Frensdorf will den Bau von Photovoltaikanlagen auf den Dächern in der Kläranlage und der Schule in Angriff nehmen. Investitionskosten von zusammen 170 000 Euro werden dafür anfallen, die "fremd", also über Darlehen, finanziert werden müssen. Bürgermeister Jakobus Kötzner sprach sich dafür aus. Das Jahresergebnis werde voraussichtlich besser ausfallen als erwartet, argumentierte er.
Zurückhaltender bei den Finanzen gab sich Kämmerer und Geschäftsleiter Bernd Köppl: "Es könnte gehen." Er halte jedoch die Sanierung der Kanäle für dringlicher als die Photovoltaikanlagen. Und der Untersuchungsbericht über den Zustand der Kanäle stehe noch aus.
Zuvor hatte Hubert Treml-Franz von den Regionalwerken Bamberg das Ergebnis der fachlichen Prüfung der in Frage kommenden Dachflächen vorgestellt. Nach Berechnung der Dachkonstruktionen und verschiedener Möglichkeiten präsentierte er die wirtschaftlichsten Varianten. In der Kläranlage kämen das Süddach des Anlagengebäudes und das Ost-West-Dach des Bauhofs in Betracht. Die Investitionskosten für diese Anlage bezifferte Treml-Franz mit 79 546 Euro. Rund 50 000 Kilowattstunden Strom könnten jährlich erzeugt werden. 85 Prozent davon gingen in den Eigenverbrauch, 15 Prozent könnten in das Netz eingespeist werden.
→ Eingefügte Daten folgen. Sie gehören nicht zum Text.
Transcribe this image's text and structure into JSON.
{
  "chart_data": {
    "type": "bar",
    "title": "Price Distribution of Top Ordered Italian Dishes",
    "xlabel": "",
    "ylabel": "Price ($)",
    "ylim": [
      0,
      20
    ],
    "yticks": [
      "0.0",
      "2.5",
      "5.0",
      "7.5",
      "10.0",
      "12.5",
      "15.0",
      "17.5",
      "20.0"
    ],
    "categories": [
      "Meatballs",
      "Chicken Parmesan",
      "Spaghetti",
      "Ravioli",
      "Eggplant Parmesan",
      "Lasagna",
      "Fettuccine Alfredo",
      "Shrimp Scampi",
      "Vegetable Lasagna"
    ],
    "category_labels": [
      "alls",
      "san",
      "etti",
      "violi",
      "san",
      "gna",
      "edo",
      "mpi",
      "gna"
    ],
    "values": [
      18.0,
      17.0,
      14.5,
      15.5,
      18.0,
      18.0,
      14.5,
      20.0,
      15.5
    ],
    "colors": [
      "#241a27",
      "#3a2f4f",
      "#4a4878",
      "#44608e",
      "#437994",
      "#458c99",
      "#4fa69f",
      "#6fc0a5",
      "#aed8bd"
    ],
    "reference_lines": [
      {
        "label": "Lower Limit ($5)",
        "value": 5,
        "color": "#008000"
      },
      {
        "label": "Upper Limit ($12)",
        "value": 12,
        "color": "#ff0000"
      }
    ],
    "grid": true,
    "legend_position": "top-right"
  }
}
Die Anlage würde sich so in elf bis zwölf Jahren rechnen.
In der Schule sei mit einer Investition von 94 736 Euro zu rechnen und einer Stromerzeugung von 63 535 Kilowattstunden pro Jahr. Davon würden 32 Prozent eigen verbraucht, 68 Prozent könnten ins Netz fließen. Allerdings müsse der Schulverband (Frensdorf-Pettstadt) seine Zustimmung geben. Manfred Drescher warf die Frage in die Runde, die dann die nachfolgende Diskussion bestimmte: "Wie schaut es mit dem Haushalt aus?" Auch Günter Diller stellte fest, dass der Etat 2018 "noch nicht in Sichtweite ist". Manfred Wurm hingegen meinte, da müsse nicht lange überlegt werden. Günstiger als in der momentanen Niedrigzinsphase "mit Darlehen für null Prozent" sei es wohl nicht mehr möglich, etwas für die Umwelt zu tun. Zudem werde der Strom nicht billiger.


Ein Schritt nach dem anderen

Peter Mai wollte lieber "einen Schritt nach dem anderen tun": Zuerst die Photovoltaik in der Kläranlage bauen, die Zustimmung des Schulverbands einholen und die Haushaltssituation klären. In diesem Sinne wurde auch beschlossen. Der Photovoltaik in der Kläranlage wurde sofort zugestimmt.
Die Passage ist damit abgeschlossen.